# tanning



## hunter_orange13 (Oct 11, 2008)

how do you tan your game hides???


----------



## luv2fsh&hnt (Sep 22, 2007)

I go to the tanning salon in the winter and just layout on my deck in the summer. :lol: :lol: :lol:


----------



## hunter_orange13 (Oct 11, 2008)

ok luv2... lol

i have a doe skin (from a deperdation hunt) what can i do with it???


----------



## luv2fsh&hnt (Sep 22, 2007)

hunter_orange13 said:


> ok luv2... lol
> 
> i have a doe skin (from a deperdation hunt) what can i do with it???


I'm sorry I just couldn't resist.Here is a link I found with google.If you don't like this one just google hide tanning instructions there are a ton of them.

http://www.lksd.org/Nunapitchuk/tanning.htm


----------



## rugerdogdog (Nov 18, 2007)

I did the same, learned from the internet. 
What I've learned: Pick a technique you are comfortable with and try it.
I have tried Tannit. It is a commercial product that is supposed to be a basically one step tanning kit. I like it. I did one large buck with it and it turned out pretty good. I also have tried ashes from the fire mixed with lemon juice. Or you could mix it with your own pee. -)O(- I did a couple coyotes and a rabbit this way. It works well also but it seems to me that your pelt wont last as long this way. 
It really depends what you want the hide for. If you just want to hang it on the wall these techniques will be fine. If you want it for a bedspread or to make a nice pair of gloves or something then I would pay to have a professional tan it for you.
Also, if you are doing it all yourself then the quality you end up with depends GREATLY on how good a job you do skinning, fleshing, drying, stretching and salting.


----------



## Artoxx (Nov 12, 2008)

Here is a link to some stuff that works pretty good. You can buy it at Sportsmans or Cabelas for like $10 last time I looked.

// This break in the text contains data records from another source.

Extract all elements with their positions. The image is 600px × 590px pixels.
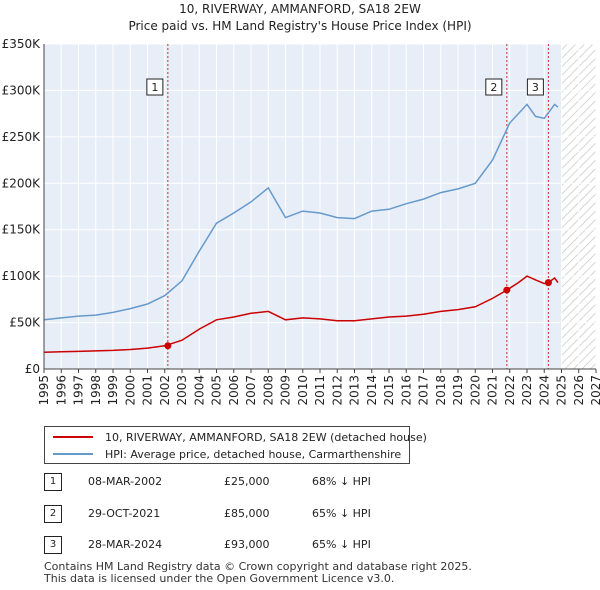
x-tick-label: 2019 xyxy=(451,375,465,406)
sale-label: 2 xyxy=(490,81,497,94)
x-tick-label: 2023 xyxy=(520,375,534,406)
x-tick-label: 2008 xyxy=(261,375,275,406)
x-tick-label: 1998 xyxy=(89,375,103,406)
x-tick-label: 2016 xyxy=(399,375,413,406)
y-tick-label: £150K xyxy=(2,223,42,237)
transaction-price: £25,000 xyxy=(224,475,270,488)
transaction-price: £93,000 xyxy=(224,538,270,551)
sale-label: 3 xyxy=(532,81,539,94)
y-tick-label: £0 xyxy=(25,362,40,376)
transaction-hpi: 68% ↓ HPI xyxy=(312,475,371,488)
legend-swatch-property xyxy=(53,436,93,438)
x-tick-label: 1997 xyxy=(72,375,86,406)
x-tick-label: 2025 xyxy=(555,375,569,406)
transaction-hpi: 65% ↓ HPI xyxy=(312,538,371,551)
transaction-number: 2 xyxy=(44,505,62,523)
legend-item-hpi: HPI: Average price, detached house, Carm… xyxy=(53,446,401,462)
legend-label-hpi: HPI: Average price, detached house, Carm… xyxy=(105,447,402,461)
x-tick-label: 2002 xyxy=(158,375,172,406)
sale-label: 1 xyxy=(151,81,158,94)
x-tick-label: 2021 xyxy=(486,375,500,406)
x-tick-label: 2004 xyxy=(192,375,206,406)
x-tick-label: 2010 xyxy=(296,375,310,406)
footer-licence: This data is licensed under the Open Gov… xyxy=(44,572,395,585)
transaction-row: 1 08-MAR-2002 £25,000 68% ↓ HPI xyxy=(44,473,564,493)
sale-label-box xyxy=(146,78,164,96)
sale-point xyxy=(503,286,511,294)
price-chart: 10, RIVERWAY, AMMANFORD, SA18 2EW Price … xyxy=(2,2,600,406)
y-tick-label: £200K xyxy=(2,176,42,190)
transaction-row: 2 29-OCT-2021 £85,000 65% ↓ HPI xyxy=(44,505,564,525)
x-tick-label: 2012 xyxy=(330,375,344,406)
sale-label-box xyxy=(485,78,503,96)
y-tick-label: £350K xyxy=(2,37,42,51)
transaction-date: 28-MAR-2024 xyxy=(88,538,163,551)
legend: 10, RIVERWAY, AMMANFORD, SA18 2EW (detac… xyxy=(44,426,427,464)
legend-swatch-hpi xyxy=(53,453,93,455)
chart-title: 10, RIVERWAY, AMMANFORD, SA18 2EW xyxy=(179,2,421,16)
x-tick-label: 2017 xyxy=(417,375,431,406)
property-price-line xyxy=(43,275,559,354)
x-tick-label: 2020 xyxy=(468,375,482,406)
x-tick-label: 2007 xyxy=(244,375,258,406)
x-tick-label: 2024 xyxy=(537,375,551,406)
legend-item-property: 10, RIVERWAY, AMMANFORD, SA18 2EW (detac… xyxy=(53,429,427,445)
x-tick-label: 2018 xyxy=(434,375,448,406)
x-tick-label: 2027 xyxy=(589,375,600,406)
transaction-number: 1 xyxy=(44,473,62,491)
transaction-date: 29-OCT-2021 xyxy=(88,507,161,520)
y-tick-label: £100K xyxy=(2,269,42,283)
transaction-price: £85,000 xyxy=(224,507,270,520)
footer-copyright: Contains HM Land Registry data © Crown c… xyxy=(44,560,472,573)
x-tick-label: 2001 xyxy=(141,375,155,406)
x-tick-label: 1996 xyxy=(54,375,68,406)
chart-subtitle: Price paid vs. HM Land Registry's House … xyxy=(128,19,471,33)
footer: Contains HM Land Registry data © Crown c… xyxy=(44,561,472,585)
x-tick-label: 2011 xyxy=(313,375,327,406)
legend-label-property: 10, RIVERWAY, AMMANFORD, SA18 2EW (detac… xyxy=(105,430,427,444)
sale-point xyxy=(164,342,172,350)
sale-point xyxy=(544,279,552,287)
transaction-number: 3 xyxy=(44,536,62,554)
x-tick-label: 2015 xyxy=(382,375,396,406)
transaction-row: 3 28-MAR-2024 £93,000 65% ↓ HPI xyxy=(44,536,564,556)
x-tick-label: 2009 xyxy=(279,375,293,406)
hpi-line xyxy=(43,103,559,321)
x-tick-label: 2005 xyxy=(210,375,224,406)
y-tick-label: £250K xyxy=(2,130,42,144)
x-tick-label: 1999 xyxy=(106,375,120,406)
y-tick-label: £50K xyxy=(9,316,41,330)
x-tick-label: 2026 xyxy=(572,375,586,406)
x-tick-label: 2022 xyxy=(503,375,517,406)
x-tick-label: 2014 xyxy=(365,375,379,406)
transaction-date: 08-MAR-2002 xyxy=(88,475,163,488)
y-tick-label: £300K xyxy=(2,83,42,97)
transaction-hpi: 65% ↓ HPI xyxy=(312,507,371,520)
x-tick-label: 2003 xyxy=(175,375,189,406)
x-tick-label: 2000 xyxy=(123,375,137,406)
x-tick-label: 2013 xyxy=(348,375,362,406)
x-tick-label: 1995 xyxy=(37,375,51,406)
x-tick-label: 2006 xyxy=(227,375,241,406)
sale-label-box xyxy=(526,78,544,96)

http://cgi.ebay.com/ws/eBayISAPI.dll?Vi ... EF:US:1123


----------



## James (Oct 7, 2007)

Alum and salt works well for small hides. I did a few deer hides with alum and salt. I wasn't real pleased with the results. Its a lot of work. If you really want a nice piece of leather, I recommend you find a tannery that will do your hides. I sent some elk hides into Fox Valley a few years ago and they came out beautiful. Too bad about them quitting.

I did a Google search for tannerys and came up with a few hits. Here is one of them: http://www.tanhides.com/textonly.asp?De ... Main=Y.asp

Look at the link for "Hide Preparation".


----------



## HGD (Mar 5, 2008)

I use alum & soda 50/50, But I doubt it would work for a deer hide. Does a good job on ***** and fox.


----------



## rugerdogdog (Nov 18, 2007)

how does the alum and soda/salt work? You rub it in, let sit, then wash off?


----------



## HGD (Mar 5, 2008)

well with the soda/alum combo. I mix it together then put it in a shaker. Then sprinkle it over the entire hide(skin side) let it sit for an hour. And then use a butter knife to scrape it off.Don't let it stay on any longer than that cause the alum starts to smell like a sour pickle. It has to be done right after you put it on a stretcher. The hide will dry out faster than just a green hide would. If you try it on a **** you'll have to make sure there ain't any greasey spots leeft on it (they'll burn). Let it dry, I dry mine in my house in the back room. takes 3 maybe 4 days. To soften the hide I put it in the dryer with a couple boots with no heat and let it tumble. ***** have a tough hide so it takes a while to get them to break down. Fox, Coyotes break down easy if you have the membrane off the hide. It works alright. If you just have 1 or 2 hides but I wouldn't want to make your wife a **** skin blanket it turns into a job! :roll: . But she likes the end results. Except it's too hot for her to use unless it's minus 0. I hope I explained it well enough. If you have any more ? let me know. ***** turn out pretty nice if you stretch them open (like a beaver)


----------



## hunter_orange13 (Oct 11, 2008)

well i guess my mom thought it was disgusting so she threw it away this morning when the garbage man came :shock:


----------



## luv2fsh&hnt (Sep 22, 2007)

-Ov- -Ov- -Ov-


----------



## rugerdogdog (Nov 18, 2007)

HGD said:


> ***** turn out pretty nice if you stretch them open like a beaver


 :shock: 
SOOOOO many jokes..... _(O)_ 
Guess I'd better leave it alone!!!!


----------